Maggiore trasparenza e partecipazione all’investimento Quando si investe in una startup è importante anche guardare alla possibilità di influire sulla governance, ma raramente questo si rivela nel concreto fattibile. A quali condizioni è possibile incrementare la trasparenza per l’investitore? «Quando abbiamo pensato al nostro modello operativo, ci è sembrato naturale operare una sintesi tra l’esperienza dei soci fondatori, tutti Business Angel abituati ad apportare capitali e competenze, l’approccio dei fondi di Venture Capital, teso anche ad avere presenza nella governance, e le aspettative del nostro target di investitori esperti.
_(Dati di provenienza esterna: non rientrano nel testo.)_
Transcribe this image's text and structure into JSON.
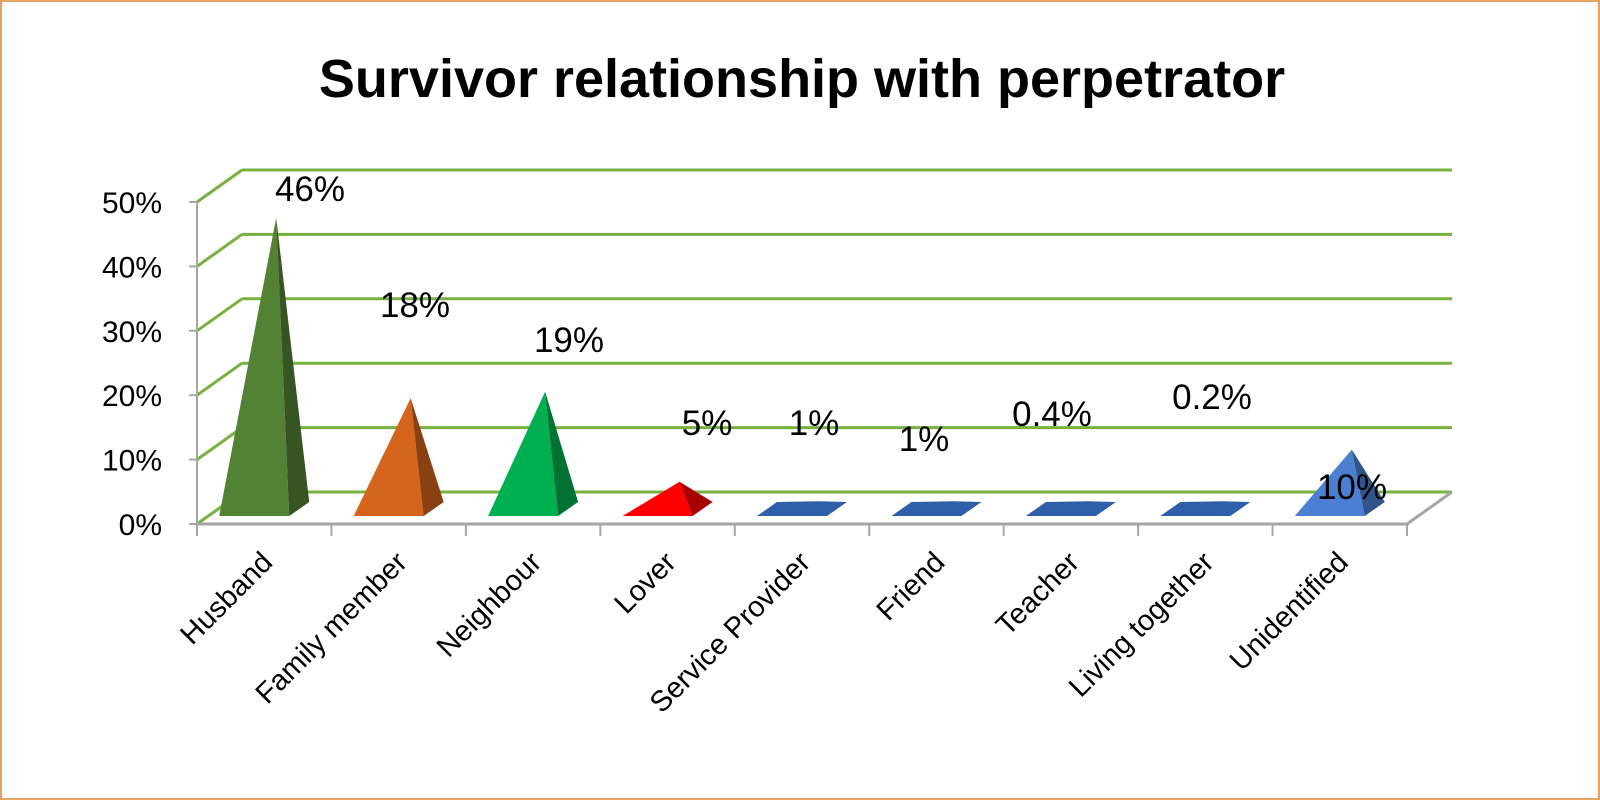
{
  "chart_data": {
    "type": "bar",
    "shape": "pyramid",
    "view": "3d",
    "title": "Survivor relationship with perpetrator",
    "xlabel": "",
    "ylabel": "",
    "categories": [
      "Husband",
      "Family member",
      "Neighbour",
      "Lover",
      "Service Provider",
      "Friend",
      "Teacher",
      "Living together",
      "Unidentified"
    ],
    "values": [
      46,
      18,
      19,
      5,
      1,
      1,
      0.4,
      0.2,
      10
    ],
    "data_labels": [
      "46%",
      "18%",
      "19%",
      "5%",
      "1%",
      "1%",
      "0.4%",
      "0.2%",
      "10%"
    ],
    "y_ticks": [
      "0%",
      "10%",
      "20%",
      "30%",
      "40%",
      "50%"
    ],
    "ylim": [
      0,
      50
    ],
    "grid": true,
    "legend": "none",
    "colors": {
      "bars": [
        "#548235",
        "#d5641c",
        "#00b050",
        "#ff0000",
        "#2e5fa8",
        "#2e5fa8",
        "#2e5fa8",
        "#2e5fa8",
        "#4a7fd2"
      ],
      "gridlines": "#77b140",
      "axis": "#a6a6a6",
      "frame_border": "#e8a266"
    }
  }
}
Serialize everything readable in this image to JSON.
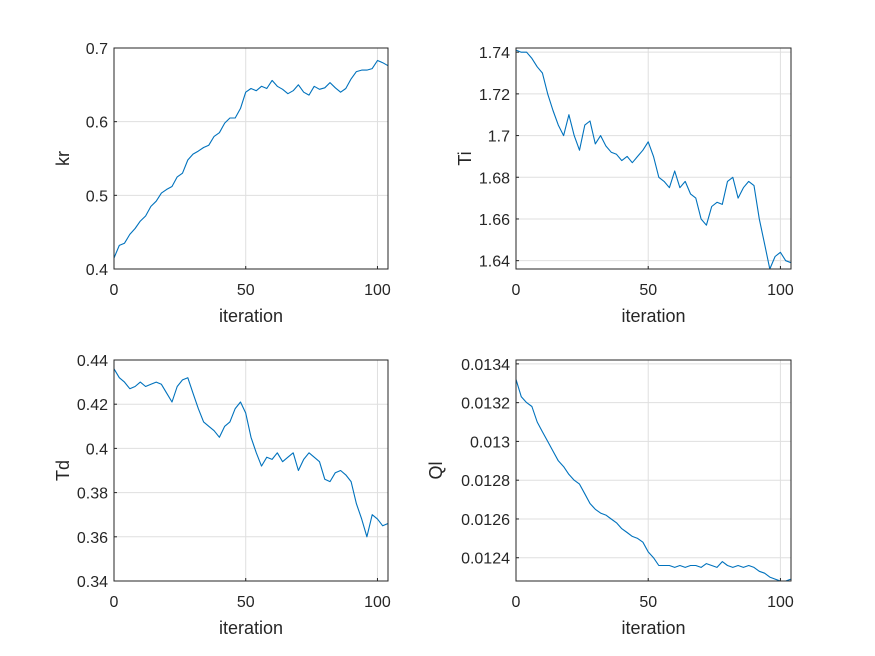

Da qui è nato un modello che riunisce gli investitori in un Club Deal e raccoglie i capitali all’interno di una società veicolo dedicata. Questo permette di aumentare la massa critica e aver maggior peso nel Cda dell’azienda», racconta Grassigli. «Questa caratteristica ha un riflesso concreto sulla tutela degli investitori in quanto viene negoziato un contratto che regola i rapporti tra il veicolo e la startup anche in termini di diritti patrimoniali e gestionali. Alla guida del veicolo, scegliamo un “champion investor”, ovvero un investitore esperto del settore in cui la società opera, in grado di partecipare ai momenti decisionali più importanti nella vita dell’azienda e mantenere un flusso costante di informazioni verso gli altri soci».